Flow cytometry analysis and cytotoxicity assays are shown. Panel A displays histograms for OVCAR8 and PA-1 cells, measuring ADAM17 and HER2 expression. Panel B presents line graphs and bar charts showing the viability and cytotoxicity of OVCAR8 and PA-1 cells over 72 hours. The experiments compare the effects of different treatments with NK cells, including IL-15, trastuzumab, and TAB16/15, indicating statistical significance between groups.

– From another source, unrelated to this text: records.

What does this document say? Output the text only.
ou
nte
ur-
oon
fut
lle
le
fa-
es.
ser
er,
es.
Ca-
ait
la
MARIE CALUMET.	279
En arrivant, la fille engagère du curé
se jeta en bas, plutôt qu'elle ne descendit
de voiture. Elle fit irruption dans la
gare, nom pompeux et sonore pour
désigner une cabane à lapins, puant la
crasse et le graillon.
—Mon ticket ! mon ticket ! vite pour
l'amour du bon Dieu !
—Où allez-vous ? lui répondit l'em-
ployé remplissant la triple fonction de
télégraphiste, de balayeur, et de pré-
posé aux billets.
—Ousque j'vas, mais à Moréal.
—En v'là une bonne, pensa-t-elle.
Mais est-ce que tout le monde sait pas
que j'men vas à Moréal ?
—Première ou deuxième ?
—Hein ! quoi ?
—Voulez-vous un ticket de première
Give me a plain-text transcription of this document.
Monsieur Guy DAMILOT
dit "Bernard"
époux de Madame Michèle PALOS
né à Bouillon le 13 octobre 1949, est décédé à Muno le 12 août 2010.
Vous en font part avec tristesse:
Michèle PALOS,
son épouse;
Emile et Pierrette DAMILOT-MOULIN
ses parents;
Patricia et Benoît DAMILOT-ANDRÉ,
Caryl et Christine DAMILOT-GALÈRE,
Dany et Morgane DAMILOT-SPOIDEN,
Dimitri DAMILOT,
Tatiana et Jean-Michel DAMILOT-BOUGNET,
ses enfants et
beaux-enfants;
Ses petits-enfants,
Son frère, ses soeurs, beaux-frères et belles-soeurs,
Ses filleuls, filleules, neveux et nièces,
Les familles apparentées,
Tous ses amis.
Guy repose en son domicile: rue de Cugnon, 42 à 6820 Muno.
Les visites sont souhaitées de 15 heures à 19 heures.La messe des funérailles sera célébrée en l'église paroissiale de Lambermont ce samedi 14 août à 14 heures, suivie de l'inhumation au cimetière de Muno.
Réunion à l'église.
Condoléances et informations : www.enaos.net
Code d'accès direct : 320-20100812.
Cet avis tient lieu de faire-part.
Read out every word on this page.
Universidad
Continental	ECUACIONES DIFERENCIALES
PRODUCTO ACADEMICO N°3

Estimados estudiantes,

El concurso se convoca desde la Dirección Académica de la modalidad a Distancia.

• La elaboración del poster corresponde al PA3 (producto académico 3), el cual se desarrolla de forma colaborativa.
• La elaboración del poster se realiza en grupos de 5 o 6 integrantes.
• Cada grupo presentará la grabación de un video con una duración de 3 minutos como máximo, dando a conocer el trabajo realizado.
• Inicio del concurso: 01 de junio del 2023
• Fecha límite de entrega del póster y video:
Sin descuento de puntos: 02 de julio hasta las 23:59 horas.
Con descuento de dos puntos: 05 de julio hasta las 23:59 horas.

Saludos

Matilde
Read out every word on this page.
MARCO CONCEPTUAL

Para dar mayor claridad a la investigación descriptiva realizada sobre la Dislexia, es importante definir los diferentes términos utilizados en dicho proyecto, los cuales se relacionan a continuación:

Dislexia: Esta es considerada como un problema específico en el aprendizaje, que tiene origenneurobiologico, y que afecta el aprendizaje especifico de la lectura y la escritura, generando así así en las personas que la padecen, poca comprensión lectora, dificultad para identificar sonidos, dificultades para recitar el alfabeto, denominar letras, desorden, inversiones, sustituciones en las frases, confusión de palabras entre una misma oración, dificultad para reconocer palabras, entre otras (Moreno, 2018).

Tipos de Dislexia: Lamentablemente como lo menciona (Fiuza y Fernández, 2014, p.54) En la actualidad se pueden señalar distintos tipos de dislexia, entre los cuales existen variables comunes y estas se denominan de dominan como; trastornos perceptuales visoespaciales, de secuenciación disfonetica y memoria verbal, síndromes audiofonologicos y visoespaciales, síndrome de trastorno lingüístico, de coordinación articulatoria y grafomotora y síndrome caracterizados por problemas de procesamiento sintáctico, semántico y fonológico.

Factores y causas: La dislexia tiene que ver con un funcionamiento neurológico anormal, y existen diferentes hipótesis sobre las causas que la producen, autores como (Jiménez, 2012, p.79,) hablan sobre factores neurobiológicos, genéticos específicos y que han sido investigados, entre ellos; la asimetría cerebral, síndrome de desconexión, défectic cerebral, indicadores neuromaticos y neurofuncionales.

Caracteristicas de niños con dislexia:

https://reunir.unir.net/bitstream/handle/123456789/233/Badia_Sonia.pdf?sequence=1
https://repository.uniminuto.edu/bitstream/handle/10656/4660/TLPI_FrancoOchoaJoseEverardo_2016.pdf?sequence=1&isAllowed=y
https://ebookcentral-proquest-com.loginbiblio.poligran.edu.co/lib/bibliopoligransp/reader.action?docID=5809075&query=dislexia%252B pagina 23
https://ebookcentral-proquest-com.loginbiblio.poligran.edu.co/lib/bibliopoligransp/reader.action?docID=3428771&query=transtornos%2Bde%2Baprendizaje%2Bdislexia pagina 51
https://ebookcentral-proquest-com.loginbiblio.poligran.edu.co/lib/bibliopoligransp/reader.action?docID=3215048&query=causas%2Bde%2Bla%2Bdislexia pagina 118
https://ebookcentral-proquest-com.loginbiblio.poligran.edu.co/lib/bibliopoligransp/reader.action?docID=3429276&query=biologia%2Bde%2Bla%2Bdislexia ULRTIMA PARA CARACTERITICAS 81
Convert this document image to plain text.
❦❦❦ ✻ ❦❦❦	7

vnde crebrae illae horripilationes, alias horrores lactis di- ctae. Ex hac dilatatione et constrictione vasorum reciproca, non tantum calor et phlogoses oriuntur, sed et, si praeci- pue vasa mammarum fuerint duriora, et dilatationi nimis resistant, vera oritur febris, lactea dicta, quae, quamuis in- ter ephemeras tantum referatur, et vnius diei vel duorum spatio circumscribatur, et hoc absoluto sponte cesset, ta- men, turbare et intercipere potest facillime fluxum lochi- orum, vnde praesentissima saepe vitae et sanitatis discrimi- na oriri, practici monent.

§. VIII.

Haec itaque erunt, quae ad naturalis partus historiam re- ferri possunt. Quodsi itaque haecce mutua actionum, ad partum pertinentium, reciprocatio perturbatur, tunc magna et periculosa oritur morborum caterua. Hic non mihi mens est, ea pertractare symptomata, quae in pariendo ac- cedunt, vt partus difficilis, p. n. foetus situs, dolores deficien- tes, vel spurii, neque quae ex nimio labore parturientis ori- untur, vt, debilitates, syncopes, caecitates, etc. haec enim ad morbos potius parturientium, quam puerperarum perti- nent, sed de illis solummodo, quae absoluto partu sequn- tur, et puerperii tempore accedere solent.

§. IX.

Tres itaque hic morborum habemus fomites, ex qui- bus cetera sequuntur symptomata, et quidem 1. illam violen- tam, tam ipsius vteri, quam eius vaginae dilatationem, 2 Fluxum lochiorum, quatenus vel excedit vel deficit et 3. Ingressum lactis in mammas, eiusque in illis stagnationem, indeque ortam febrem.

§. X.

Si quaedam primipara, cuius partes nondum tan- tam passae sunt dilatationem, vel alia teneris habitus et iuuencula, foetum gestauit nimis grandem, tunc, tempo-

TAB16/15 mediated ADCC against ovarian tumor cell lines expressing ADAM17. (A) Human ovarian carcinoma cell line, OVCAR8 NLR, and human epithelial ovarian cancer cell line, PA-1 NLR were analyzed for their ADAM17 and HER2 expression levels by flow cytometry. Representative histograms plots y-axis = cell number. (B) Enriched NK cells were co-cultured with OVCAR8 NLR (top) or PA-1 NLR (bottom) cells at an E:T ratio of 2:1 for 72 hours in the presence of IL-15 (10 ng/ml) +/– trastuzumab (5 μg/ml) or TAB16/15 (8.25 nM). Cytotoxicity was assessed by IncuCyte live cell imaging. The percentage of OVCAR8-NLR or PA-1 NLR cells was double normalized to target cells alone. The percent cytotoxicity at 72 hours was quantified (right). Mean +/- SD, n = 6. *p<0.05; **p<0.01; ***p<0.001; ns, not significant. Statistical significance was determined by one-way ANOVA with a Tukey post hoc test.